President Paasikivi released Leino from his duties as interior minister in 1948. Parliament had adopted a motion of non confidence of Leino with connection to his illegal handing over of nineteen Finnish citizens and Nansen passport holders ("Leino's prisoners") to the Soviet Union in 1945. Overall, Leino was a minister for 1,283 days. After leaving parliament in 1951, Leino avoided publicity.

== Memoirs controversy ==
Leino returned to the public eye for the last time in 1958 when he published memoirs of his time as Minister of the Interior. Leino had started a manuscript several years earlier but the book was finished with the help of publisher Tammi, Untamo Utrio, and editor, Kalevi Sorsa (who became later prime minister of Finland). The manuscript was prepared in secret – even most of the staff of the publishing company were kept in ignorance – but the project was revealed by Leino because of an indiscretion just before the planned publication. A book intended for public consumption hit a sore point as Finnish-Soviet relations had reached an extremely sensitive stage. Moreover, the SKDL newspaper Kansan Uutiset attacked Leino for publishing the memoir. The paper claimed that the book had been ghost-written by the renegade ex-communist Arvo Tuominen, who, however, had been completely unaware of the project.

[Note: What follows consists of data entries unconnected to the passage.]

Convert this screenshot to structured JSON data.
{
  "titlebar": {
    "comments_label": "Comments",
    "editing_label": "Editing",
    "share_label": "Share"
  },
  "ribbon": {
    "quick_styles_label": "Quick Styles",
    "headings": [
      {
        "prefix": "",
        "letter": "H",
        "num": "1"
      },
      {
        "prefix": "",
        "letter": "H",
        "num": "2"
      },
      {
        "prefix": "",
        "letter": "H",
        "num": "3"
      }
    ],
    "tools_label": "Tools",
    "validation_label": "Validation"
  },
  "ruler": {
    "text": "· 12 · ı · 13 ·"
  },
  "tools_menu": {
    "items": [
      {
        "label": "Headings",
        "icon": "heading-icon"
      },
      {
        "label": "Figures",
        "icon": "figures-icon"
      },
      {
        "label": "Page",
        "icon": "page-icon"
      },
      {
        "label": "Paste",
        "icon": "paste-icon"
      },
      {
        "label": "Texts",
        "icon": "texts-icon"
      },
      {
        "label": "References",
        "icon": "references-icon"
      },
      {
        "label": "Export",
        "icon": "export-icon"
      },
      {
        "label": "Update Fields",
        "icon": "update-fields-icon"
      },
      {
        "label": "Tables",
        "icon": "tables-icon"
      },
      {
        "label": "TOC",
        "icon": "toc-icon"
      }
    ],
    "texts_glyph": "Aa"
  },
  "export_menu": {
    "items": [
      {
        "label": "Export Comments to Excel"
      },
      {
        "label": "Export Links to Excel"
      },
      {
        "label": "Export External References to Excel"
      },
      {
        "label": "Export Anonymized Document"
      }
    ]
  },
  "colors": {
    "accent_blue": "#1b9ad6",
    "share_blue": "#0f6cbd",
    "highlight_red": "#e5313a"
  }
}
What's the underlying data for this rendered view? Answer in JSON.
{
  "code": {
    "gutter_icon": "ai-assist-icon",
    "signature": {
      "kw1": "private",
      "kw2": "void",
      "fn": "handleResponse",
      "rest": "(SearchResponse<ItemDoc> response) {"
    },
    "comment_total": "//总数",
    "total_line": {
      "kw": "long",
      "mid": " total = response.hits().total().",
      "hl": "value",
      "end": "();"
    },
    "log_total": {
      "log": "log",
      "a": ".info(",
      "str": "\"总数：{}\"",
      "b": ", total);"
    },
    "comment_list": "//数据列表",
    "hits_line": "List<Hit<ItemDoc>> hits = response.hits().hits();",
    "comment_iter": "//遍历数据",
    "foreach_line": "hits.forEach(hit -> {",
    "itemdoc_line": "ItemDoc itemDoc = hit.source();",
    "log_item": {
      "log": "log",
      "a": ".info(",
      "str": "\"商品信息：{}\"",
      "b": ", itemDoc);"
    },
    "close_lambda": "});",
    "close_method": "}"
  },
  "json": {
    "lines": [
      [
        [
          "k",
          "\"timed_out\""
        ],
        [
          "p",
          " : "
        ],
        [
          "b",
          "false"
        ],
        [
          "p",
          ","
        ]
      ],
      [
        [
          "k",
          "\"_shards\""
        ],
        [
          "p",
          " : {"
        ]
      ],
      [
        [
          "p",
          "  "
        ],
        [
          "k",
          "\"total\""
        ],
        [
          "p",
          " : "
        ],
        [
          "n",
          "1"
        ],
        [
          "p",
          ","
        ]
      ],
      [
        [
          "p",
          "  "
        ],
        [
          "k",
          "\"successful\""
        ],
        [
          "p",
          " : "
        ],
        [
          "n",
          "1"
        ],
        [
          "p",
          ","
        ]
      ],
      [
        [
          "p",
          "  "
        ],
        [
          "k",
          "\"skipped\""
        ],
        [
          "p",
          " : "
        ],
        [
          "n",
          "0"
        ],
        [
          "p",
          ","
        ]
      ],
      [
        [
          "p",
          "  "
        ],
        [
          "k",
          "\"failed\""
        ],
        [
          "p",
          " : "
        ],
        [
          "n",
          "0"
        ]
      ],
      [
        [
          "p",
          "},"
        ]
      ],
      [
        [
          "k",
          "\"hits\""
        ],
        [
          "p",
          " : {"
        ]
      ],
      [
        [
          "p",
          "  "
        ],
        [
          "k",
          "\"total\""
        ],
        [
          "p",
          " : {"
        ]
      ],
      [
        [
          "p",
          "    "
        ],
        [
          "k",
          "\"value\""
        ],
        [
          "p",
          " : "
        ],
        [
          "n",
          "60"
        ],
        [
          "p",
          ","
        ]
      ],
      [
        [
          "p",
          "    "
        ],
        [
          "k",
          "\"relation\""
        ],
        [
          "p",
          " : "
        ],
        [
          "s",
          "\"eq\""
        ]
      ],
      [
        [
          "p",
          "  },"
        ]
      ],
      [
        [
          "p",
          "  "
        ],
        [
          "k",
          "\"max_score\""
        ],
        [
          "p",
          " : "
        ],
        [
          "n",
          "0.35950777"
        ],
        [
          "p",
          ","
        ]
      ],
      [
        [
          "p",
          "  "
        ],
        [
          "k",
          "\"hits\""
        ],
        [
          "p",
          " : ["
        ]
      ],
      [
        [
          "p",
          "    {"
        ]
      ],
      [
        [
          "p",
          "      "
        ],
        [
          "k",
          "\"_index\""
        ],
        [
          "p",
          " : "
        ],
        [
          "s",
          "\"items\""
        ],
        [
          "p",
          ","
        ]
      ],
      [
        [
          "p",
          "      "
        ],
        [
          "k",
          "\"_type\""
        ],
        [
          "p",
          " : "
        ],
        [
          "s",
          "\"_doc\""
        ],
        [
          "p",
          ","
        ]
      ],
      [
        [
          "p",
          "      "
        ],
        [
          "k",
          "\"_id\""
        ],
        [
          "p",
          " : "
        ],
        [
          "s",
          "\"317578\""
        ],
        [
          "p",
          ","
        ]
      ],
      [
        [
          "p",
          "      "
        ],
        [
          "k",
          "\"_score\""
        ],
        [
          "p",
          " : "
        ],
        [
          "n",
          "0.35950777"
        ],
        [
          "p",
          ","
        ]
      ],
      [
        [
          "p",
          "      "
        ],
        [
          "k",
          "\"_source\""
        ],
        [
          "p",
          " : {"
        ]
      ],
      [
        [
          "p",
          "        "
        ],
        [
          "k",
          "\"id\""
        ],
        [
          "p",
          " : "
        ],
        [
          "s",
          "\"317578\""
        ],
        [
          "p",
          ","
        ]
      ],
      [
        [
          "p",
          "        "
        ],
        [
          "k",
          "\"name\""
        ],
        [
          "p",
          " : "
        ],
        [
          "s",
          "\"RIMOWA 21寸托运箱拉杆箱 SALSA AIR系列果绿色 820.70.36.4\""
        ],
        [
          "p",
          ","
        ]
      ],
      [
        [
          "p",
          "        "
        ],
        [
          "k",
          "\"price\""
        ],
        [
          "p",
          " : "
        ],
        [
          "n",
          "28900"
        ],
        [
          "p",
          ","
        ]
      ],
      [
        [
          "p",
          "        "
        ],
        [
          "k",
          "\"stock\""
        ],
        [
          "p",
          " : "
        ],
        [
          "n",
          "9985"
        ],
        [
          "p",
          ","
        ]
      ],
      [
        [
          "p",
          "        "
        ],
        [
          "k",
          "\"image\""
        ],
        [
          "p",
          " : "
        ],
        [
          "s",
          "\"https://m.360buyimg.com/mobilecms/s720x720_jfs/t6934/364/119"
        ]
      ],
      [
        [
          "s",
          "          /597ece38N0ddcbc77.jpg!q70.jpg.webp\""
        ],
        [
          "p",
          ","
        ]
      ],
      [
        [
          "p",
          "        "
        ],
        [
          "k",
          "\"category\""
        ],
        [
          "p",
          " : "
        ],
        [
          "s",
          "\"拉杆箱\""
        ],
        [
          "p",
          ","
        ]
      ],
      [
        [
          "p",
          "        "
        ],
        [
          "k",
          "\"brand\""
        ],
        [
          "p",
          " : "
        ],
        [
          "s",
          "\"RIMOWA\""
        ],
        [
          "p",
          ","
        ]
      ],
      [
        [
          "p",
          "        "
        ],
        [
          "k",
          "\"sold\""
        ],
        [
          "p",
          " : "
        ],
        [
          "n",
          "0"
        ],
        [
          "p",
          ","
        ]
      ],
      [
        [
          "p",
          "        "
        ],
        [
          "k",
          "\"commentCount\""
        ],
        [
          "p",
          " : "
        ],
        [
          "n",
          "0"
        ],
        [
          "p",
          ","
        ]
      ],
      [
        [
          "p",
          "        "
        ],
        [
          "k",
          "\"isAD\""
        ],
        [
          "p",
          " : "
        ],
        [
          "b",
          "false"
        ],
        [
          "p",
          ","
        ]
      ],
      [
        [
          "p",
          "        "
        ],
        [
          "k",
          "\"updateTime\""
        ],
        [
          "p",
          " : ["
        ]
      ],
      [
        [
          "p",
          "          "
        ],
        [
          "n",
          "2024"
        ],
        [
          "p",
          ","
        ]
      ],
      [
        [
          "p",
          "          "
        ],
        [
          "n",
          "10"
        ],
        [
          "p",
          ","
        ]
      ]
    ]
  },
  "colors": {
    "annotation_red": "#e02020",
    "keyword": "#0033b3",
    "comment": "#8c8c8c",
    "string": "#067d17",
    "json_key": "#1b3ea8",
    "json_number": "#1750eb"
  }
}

Chargé d'Affaires of the Soviet Union in Finland, Ivan Filippov, (Ambassador Viktor Lebedev had suddenly departed from Finland a few weeks earlier on 21 October 1958) demanded that Prime Minister Karl-August Fagerholm's government prevent the release of Leino's memoirs. Fagerholm said that the government could legally do nothing, because the work had not yet been released nor was there censorship in Finland. Filippov advised that if Leino's book was published, the Soviet Union would draw "serious conclusions". Later the same day Fagerholm called the publisher, Untamo Utrio, and it was decided that the January launch of the book was to be cancelled. Eventually, the entire print run of the book was destroyed at the Soviet Union's request. Almost all of the books – some 12,500 copies – were burned in August 1962 with the exception of a few volumes which were furtively sent to political activists. Deputy director of Tammi Jarl Hellemann later argued that the fuss about the book was completely disproportionate to its substance, describing the incident as the first instance of Finnish self-censorship motivated by concerns about relations with the Soviet Union (see Finlandization). The book was finally published in 1991, after the collapse of the Soviet Union, when interest in it had largely dissipated.

==Private life==
Leino's personal life was often stormy. Leino was first married to Alli Simola. Their daughter Lieko Tuuli Zachovalová (née Leino) (1927–2017) gained fame as radio journalist living in Czechoslovakia. Leino's second marriage, to Ulla Smedberg, produced a son, journalist and author Olle Leino (1932–2021) who resided in Sweden. In 1973, Olle published a biography of his father, "Who was Yrjö Leino" (Swedish: Vem tackar Yrjö Leino), and in 1990, the book "Just one more letter" (Swedish: Ännu ett brev), where he describes the relationship between his father and his third wife Hertta Kuusinen.

Leino died on 28 June 1961, almost entirely forgotten, marked by an ever-worsening problem of alcoholism and a paranoid fear of assassination attempts by the Communists. Leino was buried in the Honkanummi cemetery in Vantaa.